OK : Parlons plutôt des dispositifs à mettre en place pour juguler ce fléau, car ce sujet n'est pas encore suffisamment pris en compte. Parmi eux figurent l’éducation au numérique, via des programmes de sensibilisation destinés aux enfants, aux parents et aux éducateurs, afin de promouvoir les bonnes pratiques en ligne, l'identification des dangers et les comportements appropriés ; les partenariats avec les plateformes, grâce à un plaidoyer visant à ce que les réseaux sociaux, les fournisseurs de téléphonie mobile et d'accès à internet mettent en place des mécanismes de protection plus efficaces pour les mineurs, la mise en place de lignes d'écoute et de signalement, y compris des numéros verts (comme le 116 en Côte d'Ivoire), pour dénoncer les cas d'abus en ligne, le renforcement des capacités, par la formation des forces de l'ordre et des professionnels de la justice, pour lutter contre la cybercriminalité et l'exploitation des enfants en ligne. Les services de soutien aux victimes doivent également être améliorés ; et le développement de ressources, avec la création de guides et de supports pédagogiques, pour aider les familles et les écoles à aborder ces sujets.
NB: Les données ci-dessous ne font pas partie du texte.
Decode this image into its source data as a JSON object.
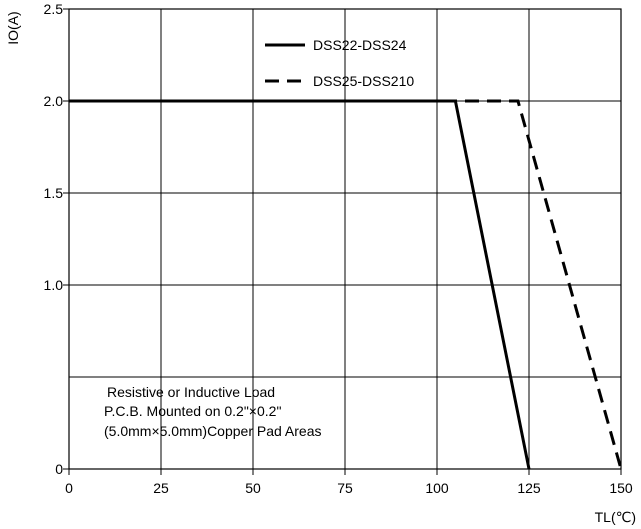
{
  "chart_data": {
    "type": "line",
    "title": "",
    "xlabel": "TL(℃)",
    "ylabel": "IO(A)",
    "xlim": [
      0,
      150
    ],
    "ylim": [
      0,
      2.5
    ],
    "grid": true,
    "legend_position": "top-right",
    "x_ticks": [
      0,
      25,
      50,
      75,
      100,
      125,
      150
    ],
    "x_tick_labels": [
      "0",
      "25",
      "50",
      "75",
      "100",
      "125",
      "150"
    ],
    "y_grid": [
      0,
      0.5,
      1.0,
      1.5,
      2.0,
      2.5
    ],
    "y_ticks": [
      0,
      1.0,
      1.5,
      2.0,
      2.5
    ],
    "y_tick_labels": [
      "0",
      "1.0",
      "1.5",
      "2.0",
      "2.5"
    ],
    "series": [
      {
        "name": "DSS22-DSS24",
        "style": "solid",
        "color": "#000000",
        "points": [
          [
            0,
            2.0
          ],
          [
            105,
            2.0
          ],
          [
            125,
            0
          ]
        ]
      },
      {
        "name": "DSS25-DSS210",
        "style": "dashed",
        "color": "#000000",
        "points": [
          [
            0,
            2.0
          ],
          [
            122,
            2.0
          ],
          [
            150,
            0
          ]
        ]
      }
    ],
    "annotation": [
      "Resistive or Inductive Load",
      "P.C.B. Mounted on 0.2\"×0.2\"",
      "(5.0mm×5.0mm)Copper Pad Areas"
    ]
  }
}
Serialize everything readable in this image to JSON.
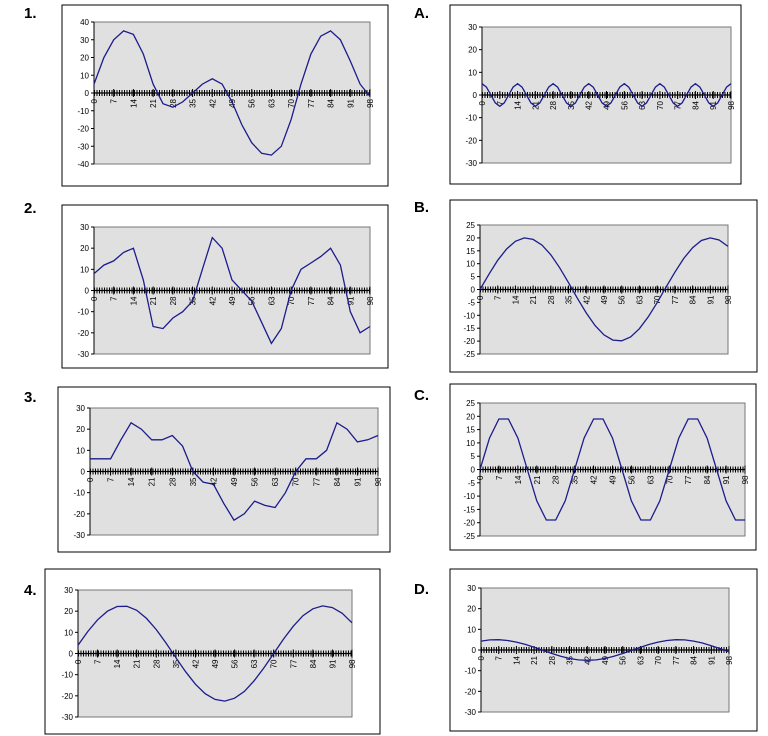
{
  "chart_data": [
    {
      "type": "line",
      "label": "1.",
      "color": "#1c1c8c",
      "x": [
        0,
        3.5,
        7,
        10.5,
        14,
        17.5,
        21,
        24.5,
        28,
        31.5,
        35,
        38.5,
        42,
        45.5,
        49,
        52.5,
        56,
        59.5,
        63,
        66.5,
        70,
        73.5,
        77,
        80.5,
        84,
        87.5,
        91,
        94.5,
        98
      ],
      "values": [
        5,
        20,
        30,
        35,
        33,
        22,
        5,
        -6,
        -8,
        -5,
        0,
        5,
        8,
        5,
        -5,
        -18,
        -28,
        -34,
        -35,
        -30,
        -15,
        5,
        22,
        32,
        35,
        30,
        18,
        5,
        -2
      ],
      "xlim": [
        0,
        98
      ],
      "xticks": [
        0,
        7,
        14,
        21,
        28,
        35,
        42,
        49,
        56,
        63,
        70,
        77,
        84,
        91,
        98
      ],
      "ylim": [
        -40,
        40
      ],
      "yticks": [
        -40,
        -30,
        -20,
        -10,
        0,
        10,
        20,
        30,
        40
      ]
    },
    {
      "type": "line",
      "label": "2.",
      "color": "#1c1c8c",
      "x": [
        0,
        3.5,
        7,
        10.5,
        14,
        17.5,
        21,
        24.5,
        28,
        31.5,
        35,
        38.5,
        42,
        45.5,
        49,
        52.5,
        56,
        59.5,
        63,
        66.5,
        70,
        73.5,
        77,
        80.5,
        84,
        87.5,
        91,
        94.5,
        98
      ],
      "values": [
        8,
        12,
        14,
        18,
        20,
        5,
        -17,
        -18,
        -13,
        -10,
        -5,
        10,
        25,
        20,
        5,
        0,
        -5,
        -15,
        -25,
        -18,
        0,
        10,
        13,
        16,
        20,
        12,
        -10,
        -20,
        -17
      ],
      "xlim": [
        0,
        98
      ],
      "xticks": [
        0,
        7,
        14,
        21,
        28,
        35,
        42,
        49,
        56,
        63,
        70,
        77,
        84,
        91,
        98
      ],
      "ylim": [
        -30,
        30
      ],
      "yticks": [
        -30,
        -20,
        -10,
        0,
        10,
        20,
        30
      ]
    },
    {
      "type": "line",
      "label": "3.",
      "color": "#1c1c8c",
      "x": [
        0,
        3.5,
        7,
        10.5,
        14,
        17.5,
        21,
        24.5,
        28,
        31.5,
        35,
        38.5,
        42,
        45.5,
        49,
        52.5,
        56,
        59.5,
        63,
        66.5,
        70,
        73.5,
        77,
        80.5,
        84,
        87.5,
        91,
        94.5,
        98
      ],
      "values": [
        6,
        6,
        6,
        15,
        23,
        20,
        15,
        15,
        17,
        12,
        0,
        -5,
        -6,
        -15,
        -23,
        -20,
        -14,
        -16,
        -17,
        -10,
        0,
        6,
        6,
        10,
        23,
        20,
        14,
        15,
        17
      ],
      "xlim": [
        0,
        98
      ],
      "xticks": [
        0,
        7,
        14,
        21,
        28,
        35,
        42,
        49,
        56,
        63,
        70,
        77,
        84,
        91,
        98
      ],
      "ylim": [
        -30,
        30
      ],
      "yticks": [
        -30,
        -20,
        -10,
        0,
        10,
        20,
        30
      ]
    },
    {
      "type": "line",
      "label": "4.",
      "color": "#1c1c8c",
      "x": [
        0,
        3.5,
        7,
        10.5,
        14,
        17.5,
        21,
        24.5,
        28,
        31.5,
        35,
        38.5,
        42,
        45.5,
        49,
        52.5,
        56,
        59.5,
        63,
        66.5,
        70,
        73.5,
        77,
        80.5,
        84,
        87.5,
        91,
        94.5,
        98
      ],
      "values": [
        3.9,
        10.4,
        15.9,
        20,
        22.2,
        22.3,
        20.4,
        16.6,
        11.3,
        4.9,
        -2,
        -8.6,
        -14.5,
        -19,
        -21.7,
        -22.5,
        -21.1,
        -17.9,
        -12.9,
        -6.8,
        0,
        6.8,
        12.9,
        17.9,
        21.1,
        22.5,
        21.7,
        19,
        14.5
      ],
      "xlim": [
        0,
        98
      ],
      "xticks": [
        0,
        7,
        14,
        21,
        28,
        35,
        42,
        49,
        56,
        63,
        70,
        77,
        84,
        91,
        98
      ],
      "ylim": [
        -30,
        30
      ],
      "yticks": [
        -30,
        -20,
        -10,
        0,
        10,
        20,
        30
      ]
    },
    {
      "type": "line",
      "label": "A.",
      "color": "#1c1c8c",
      "x": [
        0,
        1.75,
        3.5,
        5.25,
        7,
        8.75,
        10.5,
        12.25,
        14,
        15.75,
        17.5,
        19.25,
        21,
        22.75,
        24.5,
        26.25,
        28,
        29.75,
        31.5,
        33.25,
        35,
        36.75,
        38.5,
        40.25,
        42,
        43.75,
        45.5,
        47.25,
        49,
        50.75,
        52.5,
        54.25,
        56,
        57.75,
        59.5,
        61.25,
        63,
        64.75,
        66.5,
        68.25,
        70,
        71.75,
        73.5,
        75.25,
        77,
        78.75,
        80.5,
        82.25,
        84,
        85.75,
        87.5,
        89.25,
        91,
        92.75,
        94.5,
        96.25,
        98
      ],
      "values": [
        5,
        3.5,
        0,
        -3.5,
        -5,
        -3.5,
        0,
        3.5,
        5,
        3.5,
        0,
        -3.5,
        -5,
        -3.5,
        0,
        3.5,
        5,
        3.5,
        0,
        -3.5,
        -5,
        -3.5,
        0,
        3.5,
        5,
        3.5,
        0,
        -3.5,
        -5,
        -3.5,
        0,
        3.5,
        5,
        3.5,
        0,
        -3.5,
        -5,
        -3.5,
        0,
        3.5,
        5,
        3.5,
        0,
        -3.5,
        -5,
        -3.5,
        0,
        3.5,
        5,
        3.5,
        0,
        -3.5,
        -5,
        -3.5,
        0,
        3.5,
        5
      ],
      "xlim": [
        0,
        98
      ],
      "xticks": [
        0,
        7,
        14,
        21,
        28,
        35,
        42,
        49,
        56,
        63,
        70,
        77,
        84,
        91,
        98
      ],
      "ylim": [
        -30,
        30
      ],
      "yticks": [
        -30,
        -20,
        -10,
        0,
        10,
        20,
        30
      ]
    },
    {
      "type": "line",
      "label": "B.",
      "color": "#1c1c8c",
      "x": [
        0,
        3.5,
        7,
        10.5,
        14,
        17.5,
        21,
        24.5,
        28,
        31.5,
        35,
        38.5,
        42,
        45.5,
        49,
        52.5,
        56,
        59.5,
        63,
        66.5,
        70,
        73.5,
        77,
        80.5,
        84,
        87.5,
        91,
        94.5,
        98
      ],
      "values": [
        0,
        5.9,
        11.3,
        15.7,
        18.7,
        20,
        19.4,
        17.2,
        13.4,
        8.4,
        2.6,
        -3.4,
        -9.1,
        -14,
        -17.6,
        -19.6,
        -19.9,
        -18.4,
        -15.2,
        -10.6,
        -5.1,
        0.9,
        6.7,
        12,
        16.2,
        19,
        20,
        19.2,
        16.7
      ],
      "xlim": [
        0,
        98
      ],
      "xticks": [
        0,
        7,
        14,
        21,
        28,
        35,
        42,
        49,
        56,
        63,
        70,
        77,
        84,
        91,
        98
      ],
      "ylim": [
        -25,
        25
      ],
      "yticks": [
        -25,
        -20,
        -15,
        -10,
        -5,
        0,
        5,
        10,
        15,
        20,
        25
      ]
    },
    {
      "type": "line",
      "label": "C.",
      "color": "#1c1c8c",
      "x": [
        0,
        3.5,
        7,
        10.5,
        14,
        17.5,
        21,
        24.5,
        28,
        31.5,
        35,
        38.5,
        42,
        45.5,
        49,
        52.5,
        56,
        59.5,
        63,
        66.5,
        70,
        73.5,
        77,
        80.5,
        84,
        87.5,
        91,
        94.5,
        98
      ],
      "values": [
        0,
        11.8,
        19,
        19,
        11.8,
        0,
        -11.8,
        -19,
        -19,
        -11.8,
        0,
        11.8,
        19,
        19,
        11.8,
        0,
        -11.8,
        -19,
        -19,
        -11.8,
        0,
        11.8,
        19,
        19,
        11.8,
        0,
        -11.8,
        -19,
        -19
      ],
      "xlim": [
        0,
        98
      ],
      "xticks": [
        0,
        7,
        14,
        21,
        28,
        35,
        42,
        49,
        56,
        63,
        70,
        77,
        84,
        91,
        98
      ],
      "ylim": [
        -25,
        25
      ],
      "yticks": [
        -25,
        -20,
        -15,
        -10,
        -5,
        0,
        5,
        10,
        15,
        20,
        25
      ]
    },
    {
      "type": "line",
      "label": "D.",
      "color": "#1c1c8c",
      "x": [
        0,
        3.5,
        7,
        10.5,
        14,
        17.5,
        21,
        24.5,
        28,
        31.5,
        35,
        38.5,
        42,
        45.5,
        49,
        52.5,
        56,
        59.5,
        63,
        66.5,
        70,
        73.5,
        77,
        80.5,
        84,
        87.5,
        91,
        94.5,
        98
      ],
      "values": [
        4.3,
        4.9,
        5,
        4.6,
        3.8,
        2.7,
        1.3,
        -0.2,
        -1.7,
        -3,
        -4.1,
        -4.8,
        -5,
        -4.8,
        -4.1,
        -3,
        -1.7,
        -0.2,
        1.3,
        2.7,
        3.8,
        4.6,
        5,
        4.9,
        4.3,
        3.4,
        2.1,
        0.7,
        -0.9
      ],
      "xlim": [
        0,
        98
      ],
      "xticks": [
        0,
        7,
        14,
        21,
        28,
        35,
        42,
        49,
        56,
        63,
        70,
        77,
        84,
        91,
        98
      ],
      "ylim": [
        -30,
        30
      ],
      "yticks": [
        -30,
        -20,
        -10,
        0,
        10,
        20,
        30
      ]
    }
  ]
}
LP : Parlons de la JEA 2025, quelles seront les grandes articulations de cette célébration en Côte d’Ivoire ? Et où se tiendra la cérémonie ?
OK : Je vous présenterai plutôt les actions menées par le Forum des ONG et son partenaire technique et financier Save the Children, bien que certains acteurs étatiques soient également impliqués. Nous aurons donc une déclaration du Forum des ONG le 16 juin, une émission radio sur le thème de la Journée de l’enfant africain (JEA) avec des enfants-chroniqueurs le 16 juin, diffusée sur la radio de la mairie de Marcory, une journée récréative à Grand-Bassam, prévue dans la semaine du 23 au 27 juin (incluant un panel, la visite de stands de jeux, des concours et des prestations artistiques).
LP : Pour finir, quelles sont les actions marquantes que le Forum des ONG a menées sous votre présidence ?
OK : Sous ma présidence, le Forum des ONG a mené plusieurs actions significatives. En 2022, il a élaboré, soumis et présenté un rapport complémentaire sur la situation des droits de l’enfant au Comité des experts de la Charte Africaine des Droits et du Bien-être de l’Enfant (CAEDBE). Il a également participé au plaidoyer qui a conduit, en 2023, à l’intégration d'articles spécifiques liés aux droits de l’enfant dans le Code de l’environnement. En 2024, le Forum des ONG a élaboré, soumis et présenté un rapport alternatif sur la situation des droits de l’enfant au mécanisme de l’Examen Périodique Universel (EPU). La même année, à la bibliothèque nationale, il a officiellement lancé l’intégration des questions environnementales et du changement climatique dans les rapports complémentaires/alternatifs des OSC. En 2025, il a sensibilisé et partagé des expériences sur le budget participatif avec 9 collectivités locales à Yamoussoukro, et organisé un atelier avec les acteurs étatiques clés pour le suivi de la mise en œuvre des recommandations issues des mécanismes de surveillance des droits de l’enfant. Ces actions s'ajoutent à bien d'autres initiatives menées.